In the week following scientists’ announcement of the development of the first living cell controlled by synthetic DNA, I finished reading Aldous Huxley’s anti-Utopian novel Brave New World. A coincidence or a mere destiny, I was inspired to think about genetic engineering, technological development, and the advancement of science as it affects the life of human beings.

In the latter half of the 20th century two books have attempted to cast their predictions on our future. While George Orwell’s 1984 portrays a form of hard brutal mind-controlling state of Totalitarianism, Huxley proposes a different, softer view, where technology helps achieve the three logos of the World State “Community, Identity, Stability”

200px-BraveNewWorld_FirstEditionFar in the future controllers have created the ideal society through genetic engineering, brainwashing and recreational use of sex and drugs. The standardized citizens are not born, but grown in hatcheries, where under careful hypnopaedia they are divided into a caste system and programmed to love their predestined social role. The inhabitants are beautiful, free, and secure from any diseases and worries, and if anything ever goes wrong, they have the drug soma to help them take a holiday from reality. Knowledge is limited to serve only the social role predetermined to the different caste systems – Alpha Plus individuals are prepared to be the future World Controllers, while lower classes such as Gamma and Delta are happy being servants and workers.

Huxley portrays a society of happy consumers, pleasure-seekers, and promiscuous conformists . Using brainwashing and genetic engineering since infancy individuals are programmed to love the virtues of passive obedience and limited knowledge and to enjoy a uncomplicated life, where everyone belongs to everyone else, where everything is available, but nothing has a real meaning. Sex and drugs are recreational and to commit to monogamy and fidelity is considered unnatural and ingeniously selfish. The only other alternative Huxley presents is living among the Savages, who live in terrible conditions of dirt, fear, diseases, anguish, blood, sweat, but still marry, love, worship, and have FREE WILL AND FREEDOM. The Savage, John, dreams of this “Brave New World”, where people are happy and untroubled, but upon seeing it he realizes the artificiality, simplicity, and elementariness of this new world older.

Huxley ingeniously understands that in order to secure a stable totalitarian regime, people must not be forced, but instead programmed to love what they are doing. The Communist regime in Russian and the Nazi take over both began as Utopian visions but failed to create stability through coercion. In Brave New World Huxley offers community, identity, stability and eternal happiness but at what cost? Individuals are standardized to enjoy the limit of their knowledge, the pleasure of sex and drugs, and the carefree and untroubled life. Instead of fighting issues, pain, and anguish World Controllers simply eliminate them. Individuals do not have a free will, but the biggest issue is that they do not want a free will, do not dream of change, do not desire something different because they have been carefully programmed not to.

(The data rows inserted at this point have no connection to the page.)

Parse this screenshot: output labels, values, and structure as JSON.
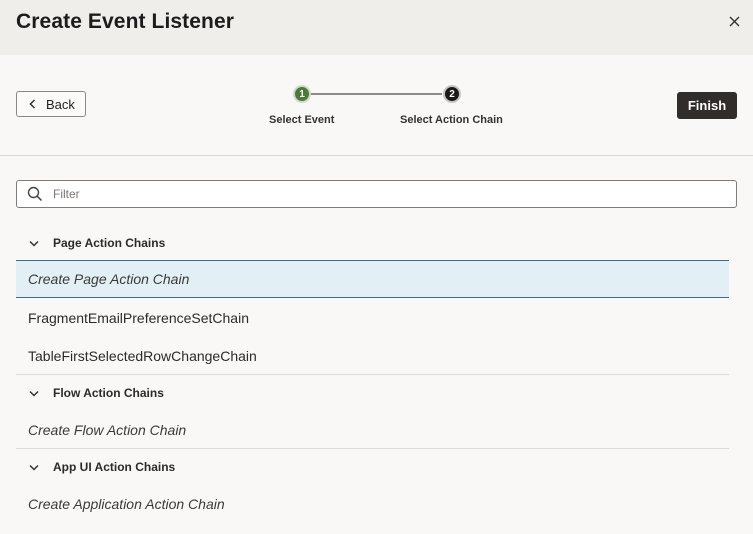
{
  "dialog": {
    "title": "Create Event Listener"
  },
  "toolbar": {
    "back_label": "Back",
    "finish_label": "Finish",
    "steps": [
      {
        "number": "1",
        "label": "Select Event",
        "status": "completed",
        "color": "#4b7a3a"
      },
      {
        "number": "2",
        "label": "Select Action Chain",
        "status": "current",
        "color": "#1c1a18"
      }
    ]
  },
  "filter": {
    "placeholder": "Filter",
    "value": ""
  },
  "groups": [
    {
      "label": "Page Action Chains",
      "expanded": true,
      "items": [
        {
          "label": "Create Page Action Chain",
          "italic": true,
          "selected": true
        },
        {
          "label": "FragmentEmailPreferenceSetChain",
          "italic": false,
          "selected": false
        },
        {
          "label": "TableFirstSelectedRowChangeChain",
          "italic": false,
          "selected": false
        }
      ]
    },
    {
      "label": "Flow Action Chains",
      "expanded": true,
      "items": [
        {
          "label": "Create Flow Action Chain",
          "italic": true,
          "selected": false
        }
      ]
    },
    {
      "label": "App UI Action Chains",
      "expanded": true,
      "items": [
        {
          "label": "Create Application Action Chain",
          "italic": true,
          "selected": false
        }
      ]
    }
  ],
  "icons": {
    "close": "close-icon",
    "back": "chevron-left-icon",
    "search": "search-icon",
    "expand": "chevron-down-icon"
  },
  "colors": {
    "accent_selected_bg": "#e2eff5",
    "accent_selected_border": "#3d6e84",
    "primary_button": "#312d2a"
  }
}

As scary and extreme as this sounds, one can inevitably question: “Are we that far from that state of life”. As the recent scientific invention of artificial cell will allow the creation of good genetics and bad genetics, society will have the chance to design individuals in the way it sees fit. In his novel Huxley presents the inherent ambiguity of human kind: we indeed dream of eternal happiness, health, and sexual pleasures. In the same time, individuals still believe there is some meaning of life beyond simply enjoying it, that knowledge, worship, love, pain, and disease in their real sense contribute to making us really human. Because even though the Brave New World is perfect, it is far from human, as it deprives its members from the possibility of free choice, of real feelings, not constrained by drugs, and of real connection to another human being.